Sel-sel C. vulgaris dipanen menggunakan model centrifuge 5810 R (Eppendorf, Malaysia) pada
8000 rpm selama 10 menit. Setelah sentrifugasi, solusi yang jelas telah dibuang dan biomassa C.
vulgaris yang dihasilkan dibilas sekali dengan air terionisasi untuk menghilangkan sisa nutrisi
[14].

Pengeringan beku mikroalga

Ekstraksi dilakukan pada biomassa kering. Oleh karena itu, pengering beku digunakan untuk
mengeringkan biomassa mikroalga sebelum ekstraksi minyak diambil alih. Biomassa
dikeringkan semalam dengan menggunakan pengering beku, RP2 V (SGD Serail Argenteuil,
Perancis) untuk mengukur berat kering sel [15].

Penghancuran sel mikroalga

Sampel beku-kering 0,05 g biomassa C. vulgaris bersama dengan 16,6 mL DW ditempatkan ke


dalam 250 mL bulat labu bawah dan kemudian disonikasi selama 5 menit untuk melisiskan sel
[15].

Ekstraksi minyak

Metode ekstraksi pelarut dengan menggunakan modifikasi Soxhlet ekstraksi (SE) digunakan
dalam proses ekstraksi minyak. Pengaturan ekstraksi Soxhlet yang dimodifikasi terutama terdiri
dari peralatan berikut: kondensor, retort stand, hot plate pengaduk, gelas kimia 1L, tabung dan
labu alas 250 mL. Sekitar 27,2 mL sistem pelarut digunakan untuk masing-masing 0,05 g
biomassa mikroalga beku-kering dalam langkah ekstraksi. Lima sistem pelarut yang berbeda
digunakan untuk itu ekstrak minyak dari biomassa C. vulgaris yang heptana, heptana: metanol
(1: 1), heptana: metanol (1: 2), heptana: etanol (1: 1) dan heptana: etanol (1: 2). Ekstraksi
berlangsung sekitar 5 jam untuk mengekstraksi minyak dari mikroalga. Pengaduk magnet
digunakan untuk mencampur biomassa dengan pelarut pada kecepatan pencampuran 600 rpm
dan suhu 65 oC. Setelah 5 jam ekstraksi, campuran kemudian disentrifugasi pada 4000 rpm
selama 2 menit dan mengakibatkan pemisahan menjadi tiga lapisan [15]. Lapisan atas hanya
mengandung air, sedangkan lapisan tengah adalah biomassa dan lapisan terendah adalah
campuran pelarut minyak. Lapisan terendah dikumpulkan dan diuapkan menggunakan rotary
evaporator model BUCHI Rotavapor R-200 untuk mendapatkan minyak mikroalga.

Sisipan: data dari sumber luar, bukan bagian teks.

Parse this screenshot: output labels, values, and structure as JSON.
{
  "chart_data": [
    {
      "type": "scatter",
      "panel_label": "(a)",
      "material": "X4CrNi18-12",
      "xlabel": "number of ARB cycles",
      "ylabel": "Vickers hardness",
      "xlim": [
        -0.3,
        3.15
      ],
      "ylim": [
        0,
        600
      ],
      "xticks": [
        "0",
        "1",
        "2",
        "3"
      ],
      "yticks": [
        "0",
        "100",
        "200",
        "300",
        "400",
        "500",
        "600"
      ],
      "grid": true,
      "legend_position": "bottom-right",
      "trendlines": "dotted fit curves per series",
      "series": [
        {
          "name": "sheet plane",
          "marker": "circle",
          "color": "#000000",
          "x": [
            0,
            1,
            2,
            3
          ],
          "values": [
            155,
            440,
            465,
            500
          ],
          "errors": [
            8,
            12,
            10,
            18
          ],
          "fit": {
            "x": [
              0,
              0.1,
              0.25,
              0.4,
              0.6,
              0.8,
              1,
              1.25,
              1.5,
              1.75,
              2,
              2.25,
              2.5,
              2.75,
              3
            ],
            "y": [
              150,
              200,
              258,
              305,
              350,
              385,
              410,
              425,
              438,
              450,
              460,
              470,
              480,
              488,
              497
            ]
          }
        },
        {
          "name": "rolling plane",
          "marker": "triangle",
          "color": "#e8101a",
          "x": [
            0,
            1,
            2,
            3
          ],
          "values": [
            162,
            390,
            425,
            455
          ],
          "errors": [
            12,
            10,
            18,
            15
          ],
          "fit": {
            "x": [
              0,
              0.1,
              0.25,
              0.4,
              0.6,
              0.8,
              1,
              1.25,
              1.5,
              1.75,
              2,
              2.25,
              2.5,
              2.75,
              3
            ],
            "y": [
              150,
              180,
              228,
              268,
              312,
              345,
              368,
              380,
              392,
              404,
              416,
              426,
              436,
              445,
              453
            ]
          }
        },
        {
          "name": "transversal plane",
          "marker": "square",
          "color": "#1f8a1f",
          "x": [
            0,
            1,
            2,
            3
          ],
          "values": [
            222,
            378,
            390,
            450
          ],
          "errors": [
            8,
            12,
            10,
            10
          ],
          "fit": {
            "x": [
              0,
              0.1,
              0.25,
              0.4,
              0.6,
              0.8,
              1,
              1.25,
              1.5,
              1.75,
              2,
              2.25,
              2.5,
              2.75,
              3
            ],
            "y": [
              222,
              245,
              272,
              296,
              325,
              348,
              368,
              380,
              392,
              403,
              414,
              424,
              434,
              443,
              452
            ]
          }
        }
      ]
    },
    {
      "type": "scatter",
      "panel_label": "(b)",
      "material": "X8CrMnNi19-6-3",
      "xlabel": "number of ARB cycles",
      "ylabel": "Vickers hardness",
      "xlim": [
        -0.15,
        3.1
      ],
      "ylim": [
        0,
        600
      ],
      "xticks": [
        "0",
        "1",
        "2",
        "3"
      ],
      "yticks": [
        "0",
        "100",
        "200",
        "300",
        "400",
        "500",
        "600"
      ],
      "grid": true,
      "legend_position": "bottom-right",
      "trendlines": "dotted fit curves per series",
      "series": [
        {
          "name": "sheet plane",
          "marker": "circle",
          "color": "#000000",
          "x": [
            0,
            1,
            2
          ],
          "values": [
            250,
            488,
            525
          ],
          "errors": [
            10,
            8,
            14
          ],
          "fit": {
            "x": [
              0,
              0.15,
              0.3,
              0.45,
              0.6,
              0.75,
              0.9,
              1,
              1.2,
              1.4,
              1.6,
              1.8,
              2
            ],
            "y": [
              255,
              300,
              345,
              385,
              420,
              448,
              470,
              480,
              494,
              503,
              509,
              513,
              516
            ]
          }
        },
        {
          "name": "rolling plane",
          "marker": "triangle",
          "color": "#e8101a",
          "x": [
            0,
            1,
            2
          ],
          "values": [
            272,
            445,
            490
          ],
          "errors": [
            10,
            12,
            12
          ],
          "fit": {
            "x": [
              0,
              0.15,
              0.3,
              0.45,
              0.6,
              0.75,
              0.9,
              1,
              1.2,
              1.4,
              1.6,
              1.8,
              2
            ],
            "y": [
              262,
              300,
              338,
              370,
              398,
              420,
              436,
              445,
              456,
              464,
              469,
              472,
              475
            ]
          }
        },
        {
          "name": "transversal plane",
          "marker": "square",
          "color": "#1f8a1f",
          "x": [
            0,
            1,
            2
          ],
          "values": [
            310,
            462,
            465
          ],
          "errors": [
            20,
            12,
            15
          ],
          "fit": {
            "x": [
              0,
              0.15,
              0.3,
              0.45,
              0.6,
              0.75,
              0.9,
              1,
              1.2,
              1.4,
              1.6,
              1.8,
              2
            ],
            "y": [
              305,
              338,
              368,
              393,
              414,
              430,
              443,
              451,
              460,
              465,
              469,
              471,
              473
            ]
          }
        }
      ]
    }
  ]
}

Setelah itu,
ekstraksi dieksekusi secara berbeda parameter seperti laju pencampuran, suhu dan waktu
ekstraksi untuk meningkatkan hasil minyak dari biomassa C. vulgaris menggunakan pelarut
terbaik dari hasil sebelumnya. Rincian percobaan dirangkum dalam Tabel 1.